Advances in Immunology Extend into Clinical Practice
Louis M. Weiner, MD, chairman and senior member, Department of Medical Oncology, Fox Chase Cancer Center, Philadelphia, described monoclonal antibodies as, "the first successful attempt in the history of oncology to develop targeted cancer treatment."
"The common theme of targeted therapy is target acquisition leading to manipulation of cellular function. Targets can be located on tumor cells, in the tumor microenvironment, or in host response elements," Dr. Weiner said.
Determinants of tumor targeting by antibodies include antigen specificity, tumor physiology, antibody size, systemic clearance and metabolism, antibody valence effects on antibody retention in the tumor, and antibody affinity. Limitations include high intratumoral pressure leading to convection pressure and impeding the move of antibodies to the center of the tumor. Dr. Weiner said that in solid tumors, IgG molecules might require a month to pass from blood vessel to tumor interior.
Therapeutic applications of antibodies include perturbation of signal transduction, immunoconjugates, and antibody-dependent cellular cytotoxicity (ADCC). Obstacles to ADCC include getting the antibody to the tumor site, restricted leukocyte traffic to the tumor, inadequate in situ effector cell expansion and activation, and tumor-mediated immune inhibition, which may contribute to failure to expand in situ effector cells.

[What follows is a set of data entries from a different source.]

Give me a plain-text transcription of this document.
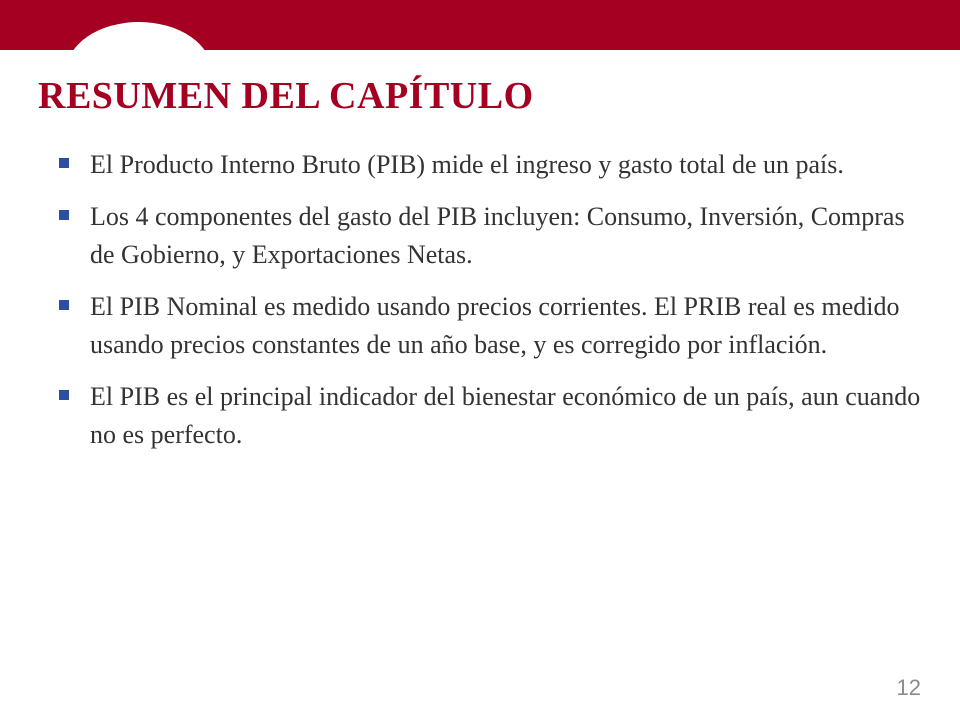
RESUMEN DEL CAPÍTULO
El Producto Interno Bruto (PIB) mide el ingreso y gasto total de un país.
Los 4 componentes del gasto del PIB incluyen: Consumo, Inversión, Compras de Gobierno, y Exportaciones Netas.
El PIB Nominal es medido usando precios corrientes. El PRIB real es medido usando precios constantes de un año base, y es corregido por inflación.
El PIB es el principal indicador del bienestar económico de un país, aun cuando no es perfecto.
12
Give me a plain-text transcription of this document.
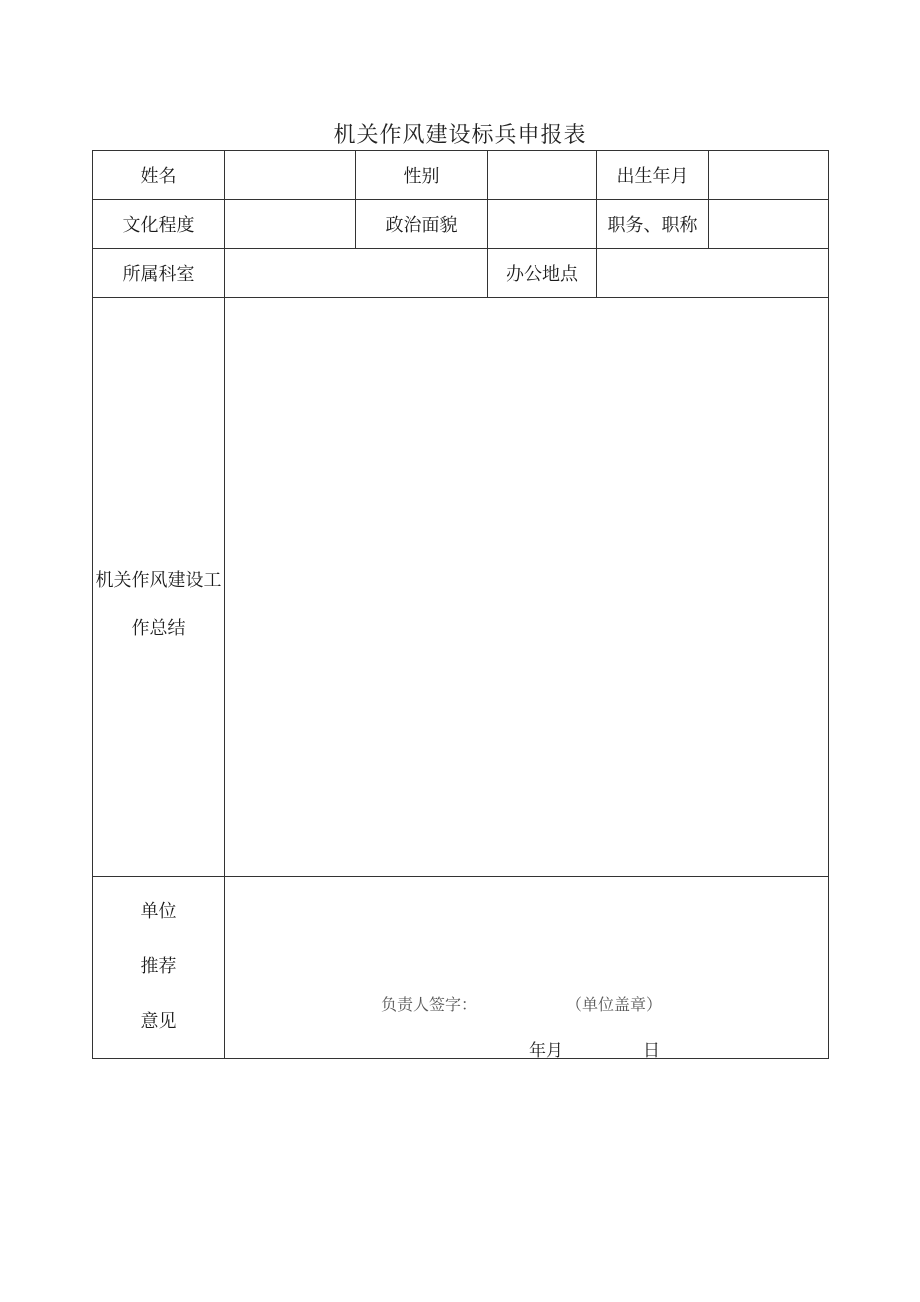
机关作风建设标兵申报表
姓名	性别	出生年月
文化程度	政治面貌	职务、职称
所属科室	办公地点
机关作风建设工
作总结
单位
推荐
意见
负责人签字：	（单位盖章）
年月	日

Signal transduction perturbation is accomplishing by using the Fc domain of the antibody to engage cell surface targets. Immunoconjugates are antibodies bound to isotopes, toxins, cytotoxic agents, or cytokines. ADCC targets the T cell. The antibody Fc domain interacts with natural killer cells or macrophages and causes phagocytosis or cytotoxicity via perforin molecules.
Antibody-dependent enzyme prodrug therapy (ADEPT) delivers an antibody-enzyme conjugate to the tumor, and the enzyme at the tumor site essentially converts a prodrug the patient has taken to active drug.
Another approach is pretargeted radioimmunotherapy. Antibody-streptavidin conjugate is delivered to the tumor; unbound immunoconjugate is cleared; and biotinylated radionuclide is then given, which sticks to the immunoconjugate and irradiates the tumor cell.
Dr. Weiner said that use of anti-idiotype vaccines represents another promising approach and that some vaccines effective against tumor antigens can be prepared without the use of a tumor antigen. Antibody Ab1 is produced to the tumor antigen, and Ab2 is produced against Ab1. "Ab2 immunization stimulates production of Ab3, leading to a specific antitumor antigen response," Dr. Weiner said.
Functional targets for antibodies currently under study include HER2/neu, epidermal growth factor receptor (EGFR), CD20, B-cell idiotype, vascular endothelial growth factor receptors, and Apo-2/TRAIL ligand. "There has been a sea change in how we look at these molecules," Dr. Weiner said. "Previously we looked for high tumor specificity. Signal transduction is also affected in normal cells, but tumor cells may be more dependent on the function of selective signaling pathways, so that such pathways can be the Achilles heel of the tumor." He also noted that most antibodies that do not perturb signal transduction are not therapeutically effective.